Sono state individuate tre fasce di utenti da inglobare nella sperimentazione. "La prima e più delicate è quella degli adolescenti, soprattutto con problemi di dipendenza da sostanze e web-mediata- precisa Mostarda- è difficile per l'adolescente chiedere aiuto, a maggior ragione se dovesse essere di tipo psicologico, probabilmente a causa di una diffidenza, di una difficoltà e di una distanza". Una lontananza che, a detta di Mostarda, potrebbe essere colmata da uno smartphone: "Lo strumento è ormai a disposizione di tutti, ma adesso potrà consentirci di costruire delle connessioni e delle relazioni". La seconda fetta di popolazione riguarda le neomamme "che segnalano alcuni sintomi che ci fanno pensare a un disturbo dell'umore post partum. È una sintomatologia molto seria che può comportare dei rischi seri per la mamma e/o il neonato. In questo caso utilizziamo i nostri psicoterapeuti che afferiscono ai servizi dei consultori". Infine, gli over 65: "Parliamo della terza età, molto probabilmente alle prese anche con patologie croniche e con delle difficoltà a spostarsi dal loro domicilio per raggiungere i servizi di salute territoriale. In questo caso cerchiamo di capire come utilizzare la tele-assistenza, intesa non solo dal punto di vista psicologico- continua Mostarda- ma anche in un senso più ortodosso, tradizionale, come sulla rilevazione dei parametri essenziali per monitorare le loro patologie croniche".
 
Il progetto di 'Psicoterapia a distanza’ della Asl Roma 6 ha ottenuto il benestare del comitato etico poche settimane fa. "Da quel momento ci siamo dati sei mesi- fa sapere il direttore generale- ed entro l'estate 2020 pensiamo di cominciare a comunicare gli esiti di questa sperimentazione.
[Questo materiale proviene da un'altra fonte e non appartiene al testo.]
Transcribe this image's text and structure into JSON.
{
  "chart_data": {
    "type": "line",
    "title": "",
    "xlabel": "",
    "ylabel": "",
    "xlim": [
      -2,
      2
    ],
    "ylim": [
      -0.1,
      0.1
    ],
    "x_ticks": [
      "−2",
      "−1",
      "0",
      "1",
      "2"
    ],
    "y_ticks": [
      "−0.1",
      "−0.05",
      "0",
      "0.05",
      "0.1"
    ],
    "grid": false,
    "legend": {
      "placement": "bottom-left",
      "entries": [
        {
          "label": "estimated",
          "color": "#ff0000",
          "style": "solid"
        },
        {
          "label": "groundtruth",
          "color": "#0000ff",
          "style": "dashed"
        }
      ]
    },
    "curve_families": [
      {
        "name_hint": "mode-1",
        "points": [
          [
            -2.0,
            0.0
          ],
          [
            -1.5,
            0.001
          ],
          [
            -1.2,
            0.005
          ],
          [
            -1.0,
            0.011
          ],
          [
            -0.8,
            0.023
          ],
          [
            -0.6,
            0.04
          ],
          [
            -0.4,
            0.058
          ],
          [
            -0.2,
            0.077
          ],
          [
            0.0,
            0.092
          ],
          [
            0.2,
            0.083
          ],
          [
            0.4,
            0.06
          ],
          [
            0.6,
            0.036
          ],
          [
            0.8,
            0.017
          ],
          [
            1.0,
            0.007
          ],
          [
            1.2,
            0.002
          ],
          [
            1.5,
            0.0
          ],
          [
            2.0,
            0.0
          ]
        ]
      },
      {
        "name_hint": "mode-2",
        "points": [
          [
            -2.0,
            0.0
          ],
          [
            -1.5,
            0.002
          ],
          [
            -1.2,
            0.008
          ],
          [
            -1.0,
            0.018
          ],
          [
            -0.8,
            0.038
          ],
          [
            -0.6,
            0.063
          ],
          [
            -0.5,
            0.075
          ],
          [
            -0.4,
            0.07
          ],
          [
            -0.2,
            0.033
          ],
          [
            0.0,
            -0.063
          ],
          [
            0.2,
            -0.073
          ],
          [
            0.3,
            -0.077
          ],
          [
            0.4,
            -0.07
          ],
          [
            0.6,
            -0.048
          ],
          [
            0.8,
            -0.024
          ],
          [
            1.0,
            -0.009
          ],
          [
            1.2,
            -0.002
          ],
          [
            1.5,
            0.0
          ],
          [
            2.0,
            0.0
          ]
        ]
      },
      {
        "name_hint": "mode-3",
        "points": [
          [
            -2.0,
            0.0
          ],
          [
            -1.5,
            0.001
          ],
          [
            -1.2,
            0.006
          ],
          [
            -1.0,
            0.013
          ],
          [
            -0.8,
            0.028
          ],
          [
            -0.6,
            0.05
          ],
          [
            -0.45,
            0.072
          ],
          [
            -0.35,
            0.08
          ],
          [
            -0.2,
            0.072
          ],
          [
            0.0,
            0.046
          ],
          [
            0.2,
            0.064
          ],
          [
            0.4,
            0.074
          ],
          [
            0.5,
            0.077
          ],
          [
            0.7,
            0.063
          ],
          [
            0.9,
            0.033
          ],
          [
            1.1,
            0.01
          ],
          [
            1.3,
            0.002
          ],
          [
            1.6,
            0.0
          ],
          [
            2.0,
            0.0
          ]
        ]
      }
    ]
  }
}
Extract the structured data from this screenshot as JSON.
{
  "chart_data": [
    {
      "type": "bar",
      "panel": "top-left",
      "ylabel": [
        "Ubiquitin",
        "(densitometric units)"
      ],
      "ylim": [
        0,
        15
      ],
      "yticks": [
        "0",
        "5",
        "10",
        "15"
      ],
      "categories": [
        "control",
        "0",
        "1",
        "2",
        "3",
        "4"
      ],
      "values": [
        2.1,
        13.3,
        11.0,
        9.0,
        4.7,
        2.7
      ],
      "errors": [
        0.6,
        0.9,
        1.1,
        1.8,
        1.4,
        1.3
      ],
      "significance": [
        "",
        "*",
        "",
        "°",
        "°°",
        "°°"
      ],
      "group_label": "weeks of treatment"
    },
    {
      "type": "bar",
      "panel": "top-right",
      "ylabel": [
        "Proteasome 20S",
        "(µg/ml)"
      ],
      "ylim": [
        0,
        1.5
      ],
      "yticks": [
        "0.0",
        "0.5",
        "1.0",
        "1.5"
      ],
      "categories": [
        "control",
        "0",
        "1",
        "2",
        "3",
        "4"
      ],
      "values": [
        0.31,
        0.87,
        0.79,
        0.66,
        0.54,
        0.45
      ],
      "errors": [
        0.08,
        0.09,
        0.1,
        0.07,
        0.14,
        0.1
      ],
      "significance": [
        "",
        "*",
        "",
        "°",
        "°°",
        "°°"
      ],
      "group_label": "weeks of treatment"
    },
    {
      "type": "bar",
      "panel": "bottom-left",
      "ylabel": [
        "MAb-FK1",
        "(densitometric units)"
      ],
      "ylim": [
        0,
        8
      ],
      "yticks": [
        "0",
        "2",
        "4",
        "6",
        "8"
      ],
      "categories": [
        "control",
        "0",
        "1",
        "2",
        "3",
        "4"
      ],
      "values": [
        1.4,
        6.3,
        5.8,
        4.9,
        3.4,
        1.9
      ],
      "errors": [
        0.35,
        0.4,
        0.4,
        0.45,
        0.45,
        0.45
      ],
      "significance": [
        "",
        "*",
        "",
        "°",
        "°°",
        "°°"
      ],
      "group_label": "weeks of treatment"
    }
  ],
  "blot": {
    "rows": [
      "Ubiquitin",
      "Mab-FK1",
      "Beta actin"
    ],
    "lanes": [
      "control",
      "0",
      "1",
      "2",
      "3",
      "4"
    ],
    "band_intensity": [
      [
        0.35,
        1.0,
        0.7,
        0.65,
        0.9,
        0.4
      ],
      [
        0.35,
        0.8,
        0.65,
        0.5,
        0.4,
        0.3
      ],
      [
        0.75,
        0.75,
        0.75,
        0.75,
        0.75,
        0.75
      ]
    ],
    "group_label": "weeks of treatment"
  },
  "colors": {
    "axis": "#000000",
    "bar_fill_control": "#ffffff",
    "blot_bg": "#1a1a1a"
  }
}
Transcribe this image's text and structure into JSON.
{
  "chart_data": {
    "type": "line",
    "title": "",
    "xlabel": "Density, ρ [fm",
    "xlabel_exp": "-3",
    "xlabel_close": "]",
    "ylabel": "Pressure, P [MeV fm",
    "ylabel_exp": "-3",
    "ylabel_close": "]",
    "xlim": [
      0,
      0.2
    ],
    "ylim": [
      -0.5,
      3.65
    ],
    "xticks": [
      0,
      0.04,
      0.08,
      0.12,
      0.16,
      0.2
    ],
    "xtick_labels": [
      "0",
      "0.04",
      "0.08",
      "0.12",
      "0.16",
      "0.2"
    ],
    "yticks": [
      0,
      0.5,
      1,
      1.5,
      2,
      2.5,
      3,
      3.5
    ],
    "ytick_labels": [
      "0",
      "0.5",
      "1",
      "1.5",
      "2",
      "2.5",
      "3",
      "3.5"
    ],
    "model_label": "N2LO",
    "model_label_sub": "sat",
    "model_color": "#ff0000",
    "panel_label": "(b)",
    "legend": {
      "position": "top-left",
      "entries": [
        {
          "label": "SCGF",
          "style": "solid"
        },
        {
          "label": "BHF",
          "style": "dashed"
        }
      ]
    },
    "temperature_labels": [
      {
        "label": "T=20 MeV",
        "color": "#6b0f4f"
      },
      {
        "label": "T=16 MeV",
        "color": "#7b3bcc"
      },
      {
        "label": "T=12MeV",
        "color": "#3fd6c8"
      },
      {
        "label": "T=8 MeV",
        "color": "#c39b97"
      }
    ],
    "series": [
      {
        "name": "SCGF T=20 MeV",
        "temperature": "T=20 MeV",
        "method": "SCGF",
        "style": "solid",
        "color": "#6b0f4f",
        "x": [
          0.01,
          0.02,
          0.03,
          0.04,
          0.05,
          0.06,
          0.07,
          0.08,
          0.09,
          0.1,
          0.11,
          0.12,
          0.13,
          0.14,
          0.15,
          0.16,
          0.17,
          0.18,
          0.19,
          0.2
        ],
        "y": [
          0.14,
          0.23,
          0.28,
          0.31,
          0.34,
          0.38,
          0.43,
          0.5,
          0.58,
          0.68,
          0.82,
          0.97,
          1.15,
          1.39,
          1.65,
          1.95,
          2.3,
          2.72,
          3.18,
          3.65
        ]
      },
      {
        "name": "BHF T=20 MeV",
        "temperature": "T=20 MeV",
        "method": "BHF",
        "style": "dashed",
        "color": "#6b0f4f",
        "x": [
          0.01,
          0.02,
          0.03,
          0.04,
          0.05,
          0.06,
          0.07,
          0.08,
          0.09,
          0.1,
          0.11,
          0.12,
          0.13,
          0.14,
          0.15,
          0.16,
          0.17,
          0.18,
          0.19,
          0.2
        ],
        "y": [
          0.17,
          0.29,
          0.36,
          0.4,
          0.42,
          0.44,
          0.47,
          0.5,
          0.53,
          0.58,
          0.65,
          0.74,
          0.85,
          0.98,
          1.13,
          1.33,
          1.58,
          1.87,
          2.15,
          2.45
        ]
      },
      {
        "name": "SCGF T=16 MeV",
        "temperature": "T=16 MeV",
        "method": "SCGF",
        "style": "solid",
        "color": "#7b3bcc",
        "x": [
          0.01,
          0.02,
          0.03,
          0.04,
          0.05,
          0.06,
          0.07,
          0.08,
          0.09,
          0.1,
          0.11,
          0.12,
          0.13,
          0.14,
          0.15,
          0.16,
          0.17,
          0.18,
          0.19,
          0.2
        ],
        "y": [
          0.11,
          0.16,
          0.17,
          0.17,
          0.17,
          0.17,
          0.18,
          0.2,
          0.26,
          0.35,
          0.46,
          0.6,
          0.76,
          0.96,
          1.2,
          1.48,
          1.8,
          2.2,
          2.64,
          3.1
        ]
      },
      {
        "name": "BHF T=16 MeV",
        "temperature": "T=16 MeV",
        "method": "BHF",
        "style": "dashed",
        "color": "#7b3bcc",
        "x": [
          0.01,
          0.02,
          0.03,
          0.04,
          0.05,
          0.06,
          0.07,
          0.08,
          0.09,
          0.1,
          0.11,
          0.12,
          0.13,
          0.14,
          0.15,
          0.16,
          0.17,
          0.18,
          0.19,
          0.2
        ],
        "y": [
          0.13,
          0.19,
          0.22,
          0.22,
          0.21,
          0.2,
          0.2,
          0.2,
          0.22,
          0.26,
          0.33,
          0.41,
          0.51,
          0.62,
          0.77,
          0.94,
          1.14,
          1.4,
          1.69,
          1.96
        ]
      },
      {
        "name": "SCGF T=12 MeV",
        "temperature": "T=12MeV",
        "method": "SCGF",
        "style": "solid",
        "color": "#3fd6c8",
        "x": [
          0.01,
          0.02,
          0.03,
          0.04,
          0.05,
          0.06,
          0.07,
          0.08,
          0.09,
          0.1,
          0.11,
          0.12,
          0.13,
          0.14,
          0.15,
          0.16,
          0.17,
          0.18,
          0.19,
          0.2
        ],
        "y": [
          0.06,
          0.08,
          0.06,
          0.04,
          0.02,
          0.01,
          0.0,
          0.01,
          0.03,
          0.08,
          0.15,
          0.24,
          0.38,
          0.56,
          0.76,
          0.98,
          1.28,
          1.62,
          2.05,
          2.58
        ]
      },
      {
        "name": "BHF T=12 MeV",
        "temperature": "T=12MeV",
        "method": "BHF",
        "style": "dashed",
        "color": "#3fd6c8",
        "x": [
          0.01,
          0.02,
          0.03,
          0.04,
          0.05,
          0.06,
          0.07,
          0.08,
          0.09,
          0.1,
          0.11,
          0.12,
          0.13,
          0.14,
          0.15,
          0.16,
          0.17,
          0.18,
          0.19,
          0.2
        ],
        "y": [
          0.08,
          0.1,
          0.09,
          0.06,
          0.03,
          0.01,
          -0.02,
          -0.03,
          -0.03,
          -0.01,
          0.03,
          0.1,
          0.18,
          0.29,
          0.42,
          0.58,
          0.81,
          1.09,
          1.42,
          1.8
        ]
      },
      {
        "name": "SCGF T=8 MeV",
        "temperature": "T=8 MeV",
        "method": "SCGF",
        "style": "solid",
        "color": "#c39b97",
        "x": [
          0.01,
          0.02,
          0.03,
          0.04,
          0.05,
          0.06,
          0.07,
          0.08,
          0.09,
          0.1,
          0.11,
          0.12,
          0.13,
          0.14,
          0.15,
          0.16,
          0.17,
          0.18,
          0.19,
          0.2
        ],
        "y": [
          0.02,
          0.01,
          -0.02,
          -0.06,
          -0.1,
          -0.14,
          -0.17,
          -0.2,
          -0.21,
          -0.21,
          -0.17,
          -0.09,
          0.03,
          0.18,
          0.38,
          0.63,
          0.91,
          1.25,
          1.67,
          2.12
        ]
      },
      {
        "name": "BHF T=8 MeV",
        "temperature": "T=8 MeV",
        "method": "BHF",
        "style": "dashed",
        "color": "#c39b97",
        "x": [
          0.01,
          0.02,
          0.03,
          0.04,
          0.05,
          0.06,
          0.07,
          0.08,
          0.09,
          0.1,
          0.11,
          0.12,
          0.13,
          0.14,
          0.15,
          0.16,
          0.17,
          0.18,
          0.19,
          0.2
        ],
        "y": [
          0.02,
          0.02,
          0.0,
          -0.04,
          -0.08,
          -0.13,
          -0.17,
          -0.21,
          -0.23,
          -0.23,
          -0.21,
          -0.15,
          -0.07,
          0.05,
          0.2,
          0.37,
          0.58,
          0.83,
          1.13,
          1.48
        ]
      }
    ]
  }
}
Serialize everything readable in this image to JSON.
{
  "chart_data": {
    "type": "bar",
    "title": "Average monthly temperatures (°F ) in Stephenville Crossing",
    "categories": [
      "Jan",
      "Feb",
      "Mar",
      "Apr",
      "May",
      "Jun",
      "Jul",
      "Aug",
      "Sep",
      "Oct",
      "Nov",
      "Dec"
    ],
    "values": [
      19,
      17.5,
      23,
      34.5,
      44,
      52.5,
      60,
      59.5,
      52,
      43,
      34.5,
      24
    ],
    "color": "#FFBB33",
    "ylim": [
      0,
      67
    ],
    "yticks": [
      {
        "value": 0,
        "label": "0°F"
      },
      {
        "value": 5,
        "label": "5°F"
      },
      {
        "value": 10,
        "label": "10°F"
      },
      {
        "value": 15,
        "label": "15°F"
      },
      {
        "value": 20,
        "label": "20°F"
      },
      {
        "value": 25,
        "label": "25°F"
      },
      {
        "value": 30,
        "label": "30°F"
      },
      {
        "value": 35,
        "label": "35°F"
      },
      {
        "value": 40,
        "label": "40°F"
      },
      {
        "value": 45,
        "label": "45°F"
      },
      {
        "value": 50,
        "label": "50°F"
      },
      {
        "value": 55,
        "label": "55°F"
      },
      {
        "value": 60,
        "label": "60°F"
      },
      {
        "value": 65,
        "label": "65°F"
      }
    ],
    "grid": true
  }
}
Adesso dobbiamo capire come tutelare tutta una serie di sensibilità etiche legate alla privacy". Perché accedere a questo servizio non è difficile: "C’è una sorta di intranet dedicato, proprio per garantire la protezione e la riservatezza massima di questi incontri attraverso lo smartphone".
 
L'obiettivo finale sarà quello di misurare gli esiti della qualità dell'intervento di supporto psicologico offerto attraverso il telefonino. "Oggi selezioniamo a monte la platea- precisa il neuropsichiatra- ma la nuova frontiera sarà consentire ai cittadini di poter chiedere, dal primo colloquio di verifica, di seguire un percorso di supporto a distanza". Questo "consentirebbe di ottimizzare le risorse umane di un'azienda rispetto alla capacità di seguire un numero di pazienti sicuramente superiore all'attuale capacità di dare risposte. Vorremmo spendere bene le risorse che abbiamo e- aggiunge il direttore generale della Asl Roma 6- se riuscissimo a risparmiare, probabilmente quel risparmio ci consentirebbe di aumentare notevolmente il numero dei pazienti trattati". Per il direttore generale non si tratta tanto della "necessità di un risparmio in assoluto, ma di aprire l'accesso alle cure con costi contingentati. Il sistema sanitario nazionale deve essere sostenibile e noi, attraverso tale sperimentazione, vorremmo dimostrare all'interno del budget che abbiamo che si può aprire e di molto l'accesso alle cure. Aumenteremo il numero dei pazienti che possono bussare alla nostra aziende e a tutte le aziende sanitarie pubbliche- conclude Mostarda- per chiedere uno spazio di ascolto psicologico".